The win helped England move four points clear of Slovakia atop Group D at the halfway point of their Russia campaign and continued to put Vardy in the forefront of manager Gareth Southgate's mind as the process of phasing out Wayne Rooney continues for the Three Lions.
With Vardy and Mahrez back in form, it may be difficult for Stoke City (9-9-11) to claim just their second road win since the start of December. The Potters kept themselves comfortably mid-table with a win over Middlesbrough around claiming just one point from table-toppers Chelsea, Tottenham Hotspur and Manchester City in their four matches before the sojourn.
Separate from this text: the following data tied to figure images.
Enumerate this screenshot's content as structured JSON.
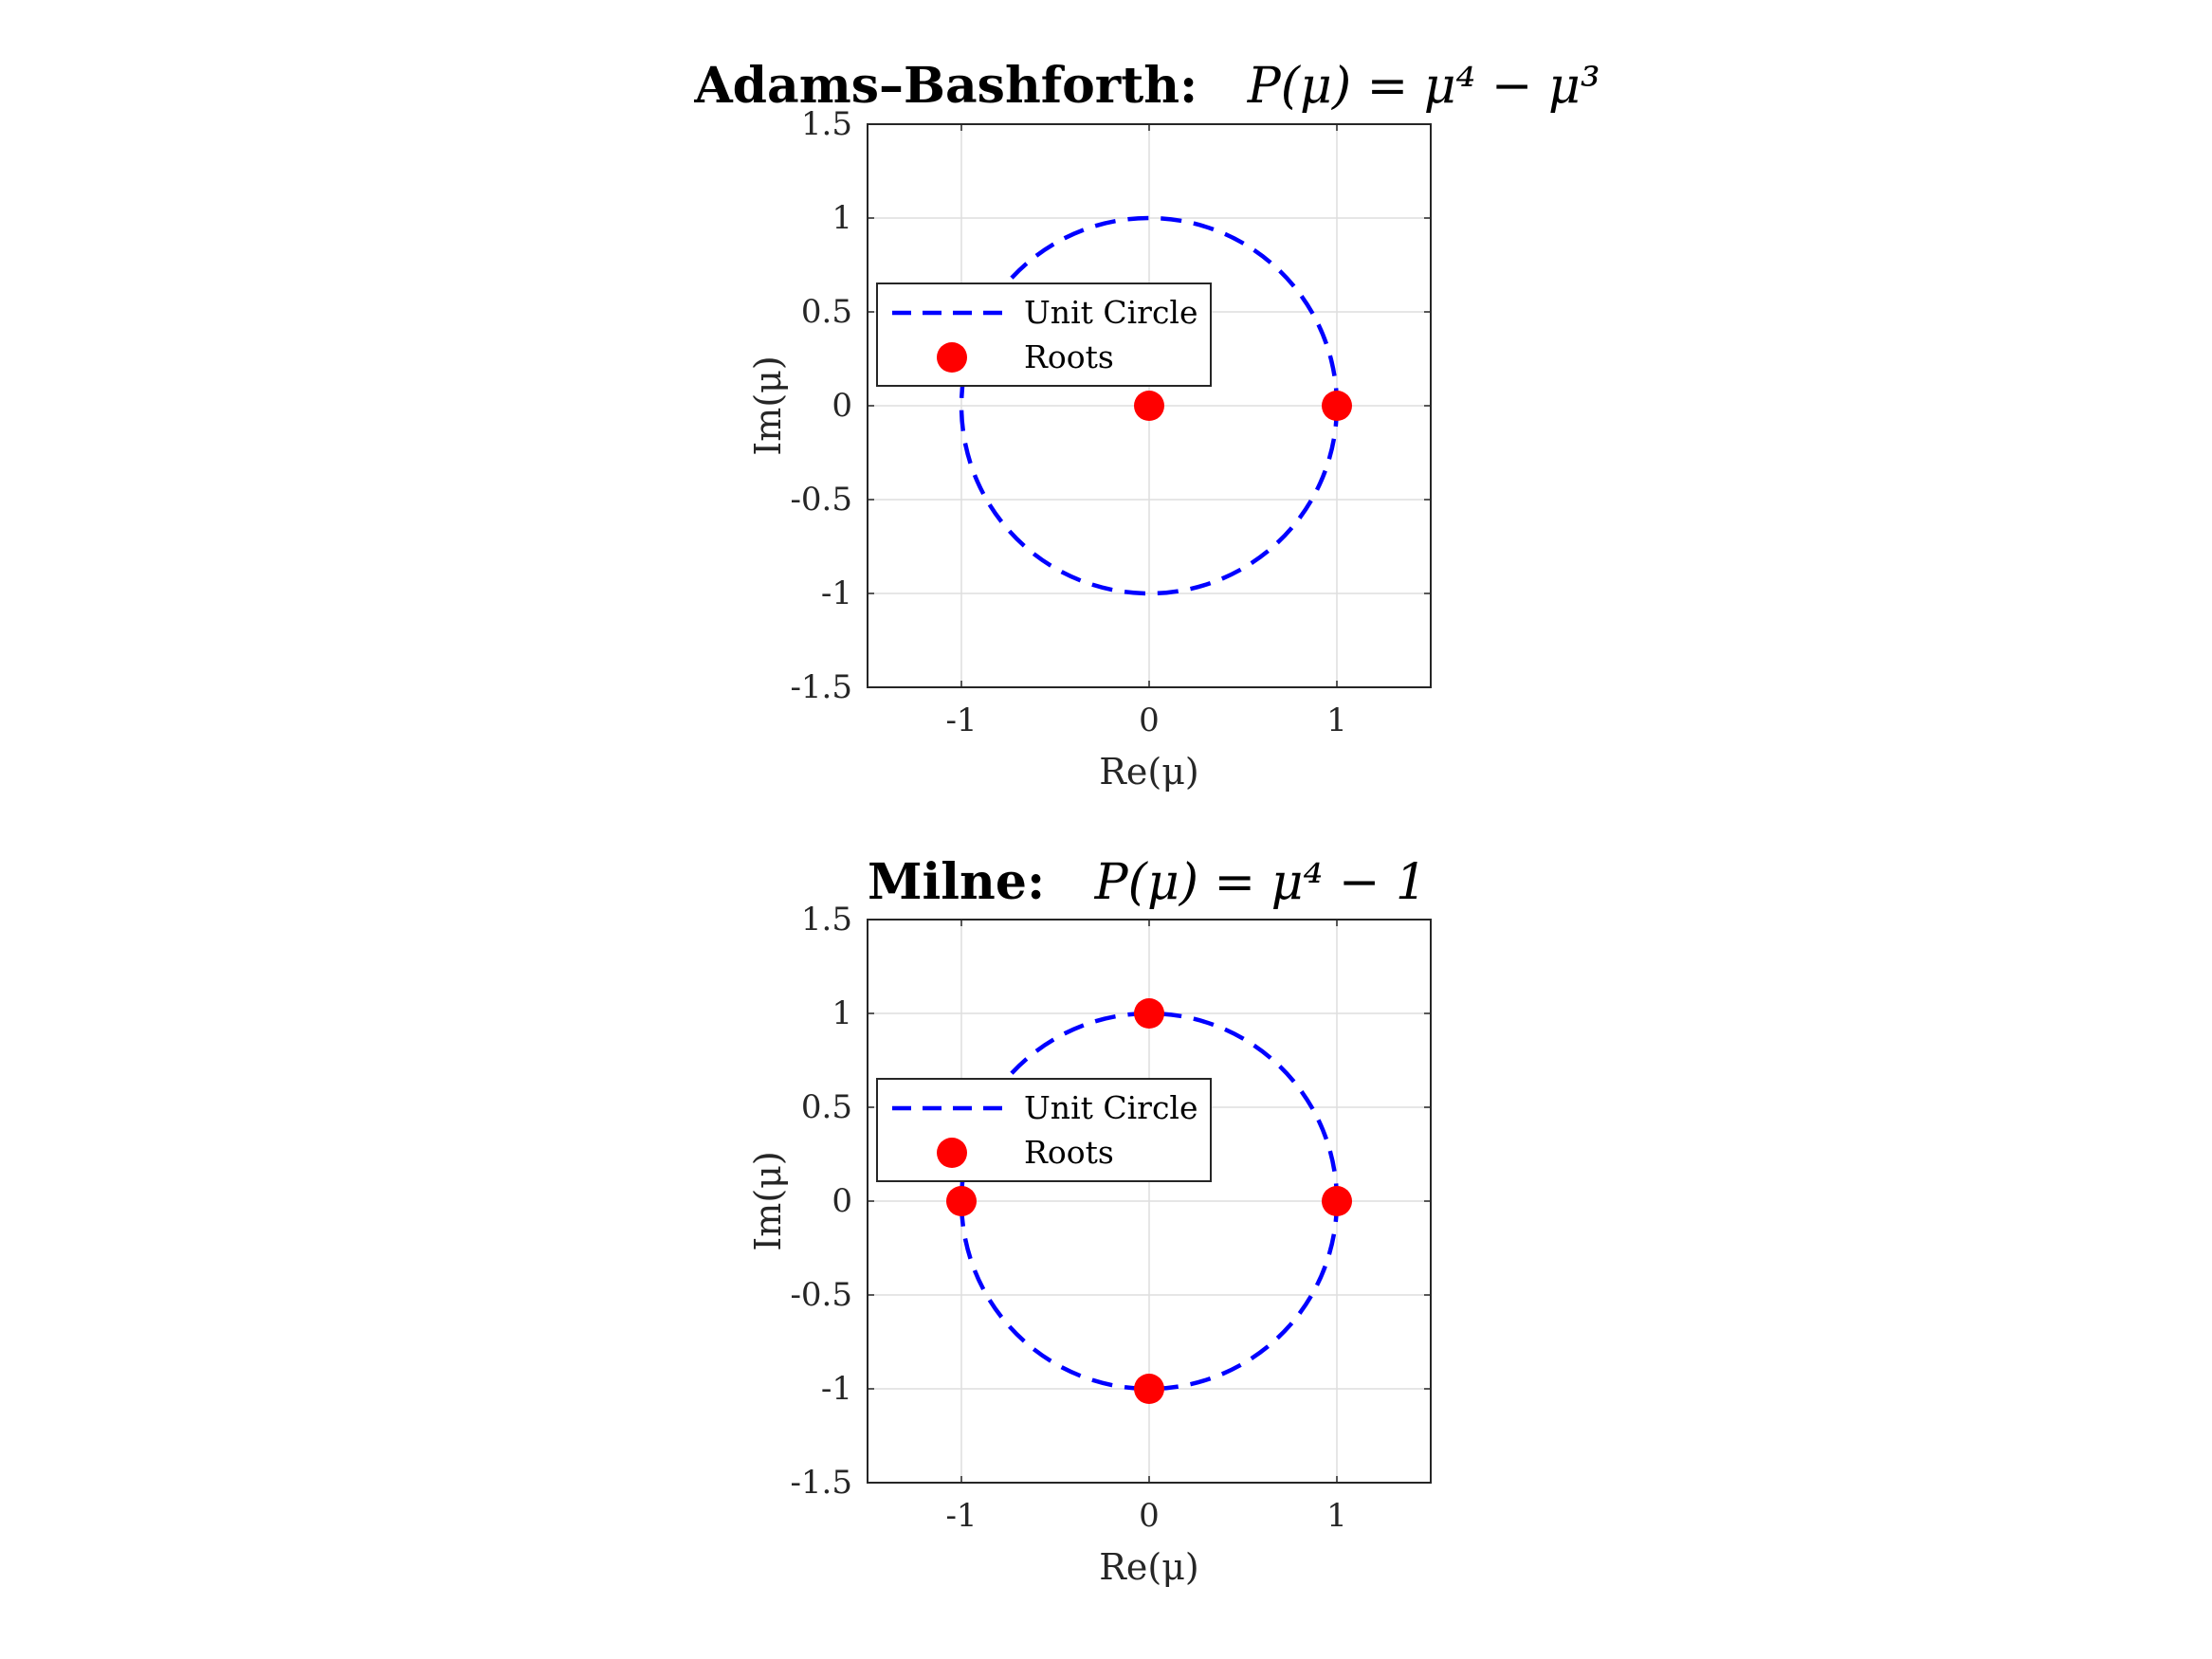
{
  "chart_data": [
    {
      "type": "scatter",
      "title": "Adams–Bashforth:",
      "title_equation": "P(μ) = μ⁴ − μ³",
      "xlabel": "Re(μ)",
      "ylabel": "Im(μ)",
      "xlim": [
        -1.5,
        1.5
      ],
      "ylim": [
        -1.5,
        1.5
      ],
      "xticks": [
        "-1",
        "0",
        "1"
      ],
      "yticks": [
        "1.5",
        "1",
        "0.5",
        "0",
        "-0.5",
        "-1",
        "-1.5"
      ],
      "grid": true,
      "legend_position": "upper-left",
      "series": [
        {
          "name": "Unit Circle",
          "kind": "dashed-line",
          "color": "#0000ff",
          "shape": "circle",
          "radius": 1
        },
        {
          "name": "Roots",
          "kind": "markers",
          "color": "#ff0000",
          "points": [
            [
              0,
              0
            ],
            [
              1,
              0
            ]
          ]
        }
      ]
    },
    {
      "type": "scatter",
      "title": "Milne:",
      "title_equation": "P(μ) = μ⁴ − 1",
      "xlabel": "Re(μ)",
      "ylabel": "Im(μ)",
      "xlim": [
        -1.5,
        1.5
      ],
      "ylim": [
        -1.5,
        1.5
      ],
      "xticks": [
        "-1",
        "0",
        "1"
      ],
      "yticks": [
        "1.5",
        "1",
        "0.5",
        "0",
        "-0.5",
        "-1",
        "-1.5"
      ],
      "grid": true,
      "legend_position": "upper-left",
      "series": [
        {
          "name": "Unit Circle",
          "kind": "dashed-line",
          "color": "#0000ff",
          "shape": "circle",
          "radius": 1
        },
        {
          "name": "Roots",
          "kind": "markers",
          "color": "#ff0000",
          "points": [
            [
              1,
              0
            ],
            [
              -1,
              0
            ],
            [
              0,
              1
            ],
            [
              0,
              -1
            ]
          ]
        }
      ]
    }
  ]
}
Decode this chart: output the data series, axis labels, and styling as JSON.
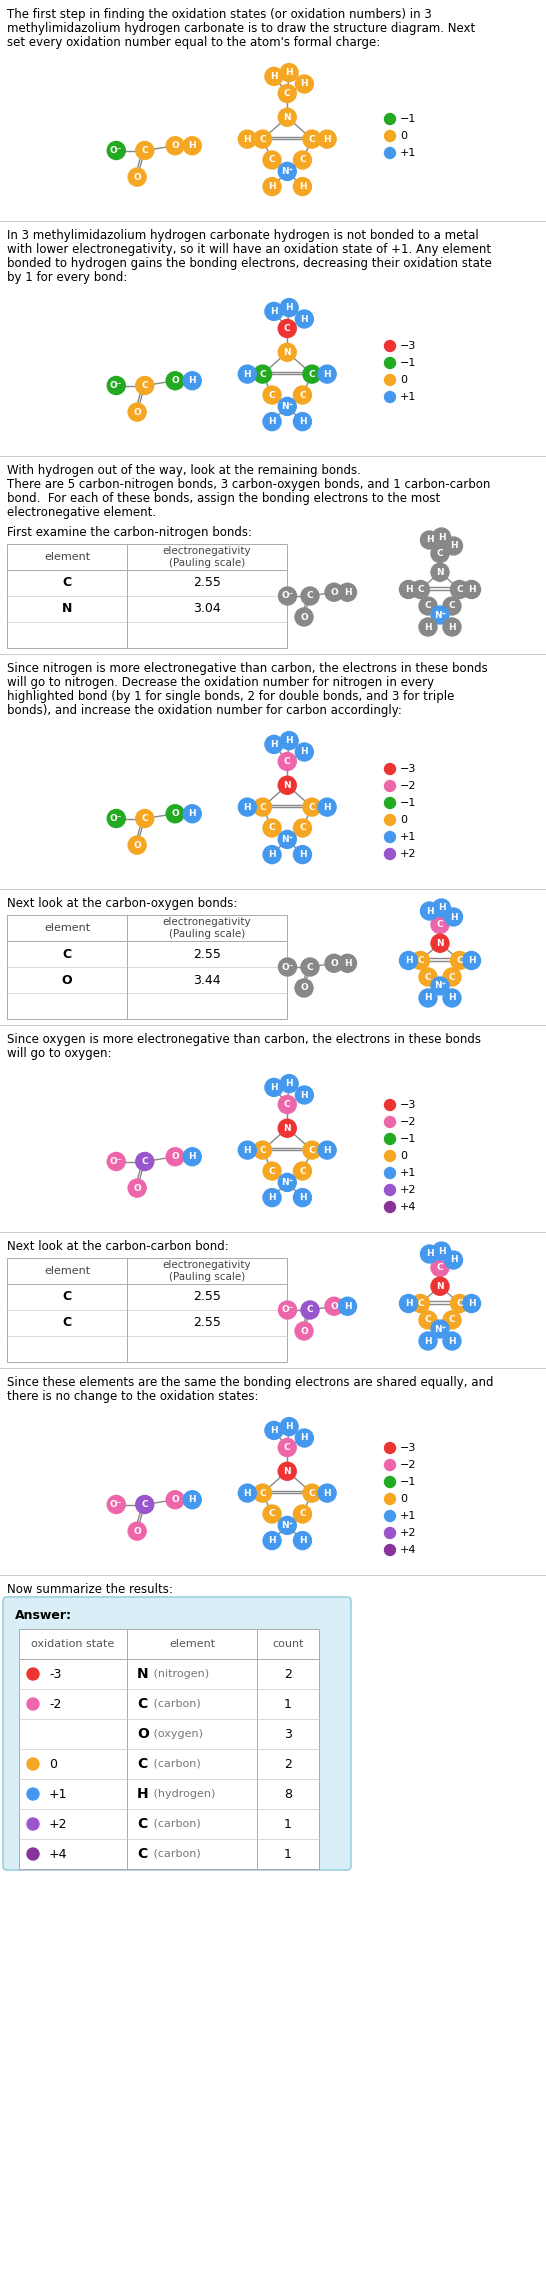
{
  "title_text1": "The first step in finding the oxidation states (or oxidation numbers) in 3",
  "title_text2": "methylimidazolium hydrogen carbonate is to draw the structure diagram. Next",
  "title_text3": "set every oxidation number equal to the atom's formal charge:",
  "sec2_text1": "In 3 methylimidazolium hydrogen carbonate hydrogen is not bonded to a metal",
  "sec2_text2": "with lower electronegativity, so it will have an oxidation state of +1. Any element",
  "sec2_text3": "bonded to hydrogen gains the bonding electrons, decreasing their oxidation state",
  "sec2_text4": "by 1 for every bond:",
  "sec3_text1": "With hydrogen out of the way, look at the remaining bonds.",
  "sec3_text2": "There are 5 carbon-nitrogen bonds, 3 carbon-oxygen bonds, and 1 carbon-carbon",
  "sec3_text3": "bond.  For each of these bonds, assign the bonding electrons to the most",
  "sec3_text4": "electronegative element.",
  "sec4_text1": "First examine the carbon-nitrogen bonds:",
  "sec4b_text1": "Since nitrogen is more electronegative than carbon, the electrons in these bonds",
  "sec4b_text2": "will go to nitrogen. Decrease the oxidation number for nitrogen in every",
  "sec4b_text3": "highlighted bond (by 1 for single bonds, 2 for double bonds, and 3 for triple",
  "sec4b_text4": "bonds), and increase the oxidation number for carbon accordingly:",
  "sec5_text1": "Next look at the carbon-oxygen bonds:",
  "sec5b_text1": "Since oxygen is more electronegative than carbon, the electrons in these bonds",
  "sec5b_text2": "will go to oxygen:",
  "sec6_text1": "Next look at the carbon-carbon bond:",
  "sec6b_text1": "Since these elements are the same the bonding electrons are shared equally, and",
  "sec6b_text2": "there is no change to the oxidation states:",
  "sec7_text1": "Now summarize the results:",
  "bg_color": "#ffffff",
  "sep_color": "#cccccc",
  "ans_bg": "#daeef7",
  "ans_border": "#9ecfe0",
  "colors": {
    "red": "#ee3333",
    "green": "#22aa22",
    "orange": "#f5a623",
    "blue": "#4499ee",
    "pink": "#ee66aa",
    "purple": "#9955cc",
    "dark_purple": "#883399",
    "gray": "#888888"
  }
}
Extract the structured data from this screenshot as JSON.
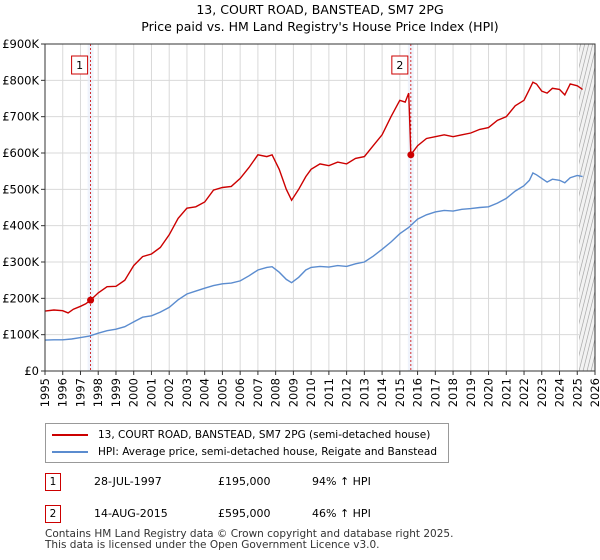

The reverse fixture at bet365 Stadium was a wild encounter that ended with Leicester City rallying to a 2-2 draw despite finishing with 10 men. Vardy was sent off in the 28th minute for a two-footed challenge, and after referee Craig Pawson awarded Stoke a penalty for a handball by Danny Simpson, the Foxes had a collective meltdown late in the first half and were hit with four additional yellow cards between the 38th minute and halftime.
Robert Huth picked up a sixth caution shortly after the interval, but whatever Ranieri said at halftime eventually worked as sub Leonardo Ulloa struck in the 73rd minute and Daniel Amartey nicked the point for the Foxes seven minutes later. And knowing how quickly Leicester can turn things around is not lost on goalkeeper Lee Grant.
"(Leicester City have) undoubtedly good players. You don't win the Premier League with a team that's not talented," he told Stoke's official website. "They've managed to put together a strong run of form, their key players are playing well for them.
"I think they've got the quality to finish higher up in the league than they are now but it's now up to us to upset that form."
Vardy had a goal in last season's corresponding fixture, a 3-0 romp in which Danny Drinkwater added a goal and an assist. Leicester City have scored seven goals in the last three games between the teams, earning a win and two draws in those contests.